What to read about jihad: a novel may be best

RASHMEE ROSHAN LALL August 28, 2021

I’m intrigued by the reading list put together by The Economist on global jihadism.

There was the usual clutch of non-fiction books, such as ‘The New Threat’, by Jason Burke, on how jihadism has evolved since 9/11, and Gilles Kepel’s ‘Jihad: the trail of Political Islam’.

More interesting to me, as an assiduous reader of novels, is the recommendation of a fictional attempt to understand the appeal of jihadism.

Elnathan John’s 2016 debut novel ‘Born on a Tuesday’ is set in northern Nigeria, a region that suffers the atrocities of Boko Haram.

The protagonist Dantala, whose name translates as born on a Tuesday, attends a madrassa, lives with a gang of street boys and eventually falls under the sway of a radical preacher.

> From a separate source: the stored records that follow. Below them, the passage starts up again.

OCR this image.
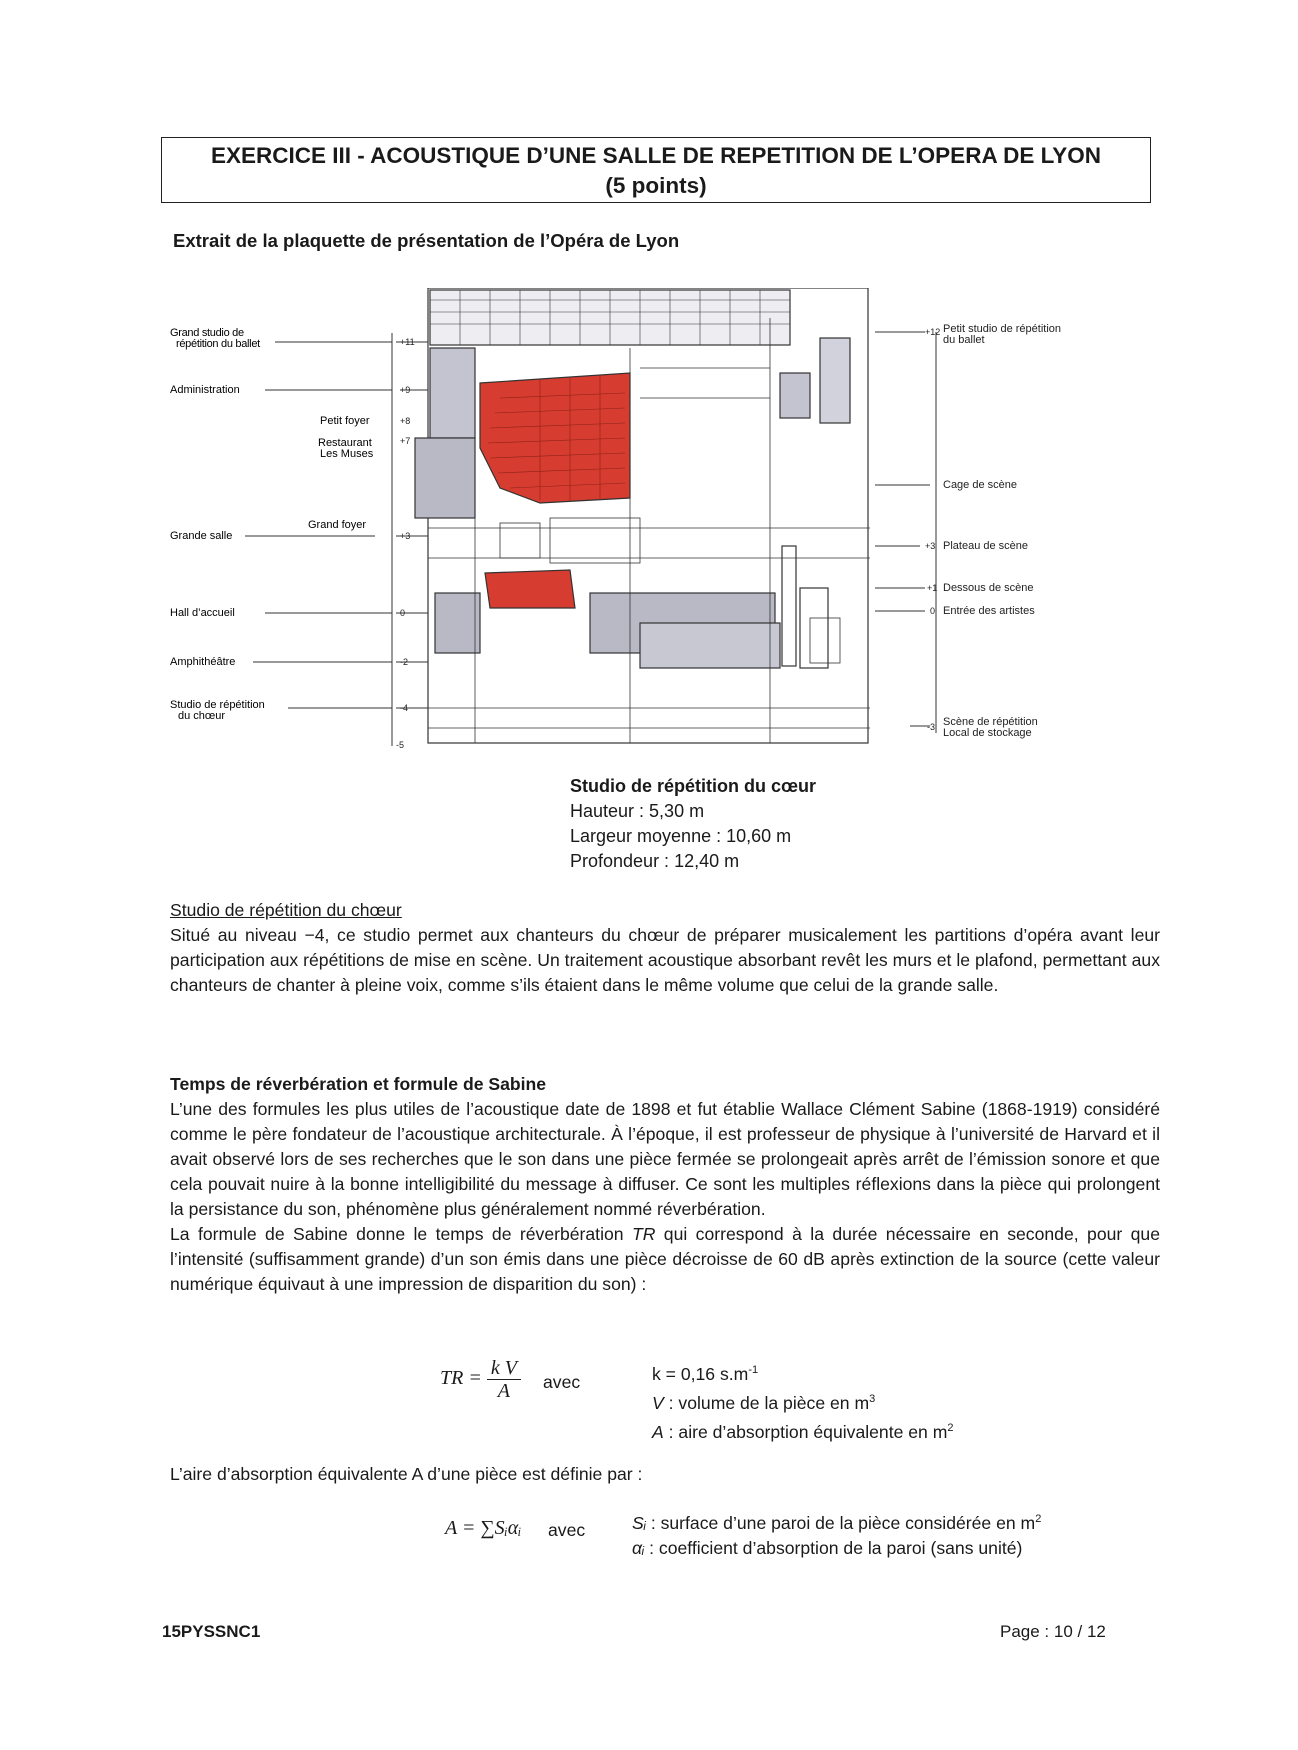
EXERCICE III - ACOUSTIQUE D’UNE SALLE DE REPETITION DE L’OPERA DE LYON
(5 points)
Extrait de la plaquette de présentation de l’Opéra de Lyon
Grand studio de
répétition du ballet
Administration
Petit foyer
Restaurant
Les Muses
Grand foyer
Grande salle
Hall d’accueil
Amphithéâtre
Studio de répétition
du chœur
+11
+9
+8
+7
+3
0
-2
-4
-5
+12 Petit studio de répétition
du ballet
Cage de scène
+3 Plateau de scène
+1 Dessous de scène
0 Entrée des artistes
Scène de répétition
-3 Local de stockage
Studio de répétition du cœur
Hauteur : 5,30 m
Largeur moyenne : 10,60 m
Profondeur : 12,40 m
Studio de répétition du chœur
Situé au niveau −4, ce studio permet aux chanteurs du chœur de préparer musicalement les partitions d’opéra avant leur participation aux répétitions de mise en scène. Un traitement acoustique absorbant revêt les murs et le plafond, permettant aux chanteurs de chanter à pleine voix, comme s’ils étaient dans le même volume que celui de la grande salle.
Temps de réverbération et formule de Sabine
L’une des formules les plus utiles de l’acoustique date de 1898 et fut établie Wallace Clément Sabine (1868-1919) considéré comme le père fondateur de l’acoustique architecturale. À l’époque, il est professeur de physique à l’université de Harvard et il avait observé lors de ses recherches que le son dans une pièce fermée se prolongeait après arrêt de l’émission sonore et que cela pouvait nuire à la bonne intelligibilité du message à diffuser. Ce sont les multiples réflexions dans la pièce qui prolongent la persistance du son, phénomène plus généralement nommé réverbération.
La formule de Sabine donne le temps de réverbération TR qui correspond à la durée nécessaire en seconde, pour que l’intensité (suffisamment grande) d’un son émis dans une pièce décroisse de 60 dB après extinction de la source (cette valeur numérique équivaut à une impression de disparition du son) :
TR = $\frac{\text{k V}}{A}$ avec	k = 0,16 $s.m^{-1}$
V : volume de la pièce en $m^3$
A : aire d’absorption équivalente en $m^2$
L’aire d’absorption équivalente A d’une pièce est définie par :
A = ∑Sᵢαᵢ avec	Sᵢ : surface d’une paroi de la pièce considérée en $m^2$
αᵢ : coefficient d’absorption de la paroi (sans unité)
15PYSSNC1	Page : 10 / 12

From there on in, events familiar and unfamiliar start to unfold. There is a foretaste of Dantala’s personal journey in the Rumi quote with which the novel begins:

So you should taste the filtered light

and work your way toward wisdom

with no personal covering.

That’s how you came here, like a star

without a name. Move across the night sky

with those anonymous lights.

Perhaps ‘Born on a Tuesday’ may be the best pick on that reading list. For, fiction helps us understand other people’s perspectives, or, as we say in the creative writing world, other POVs (points of view).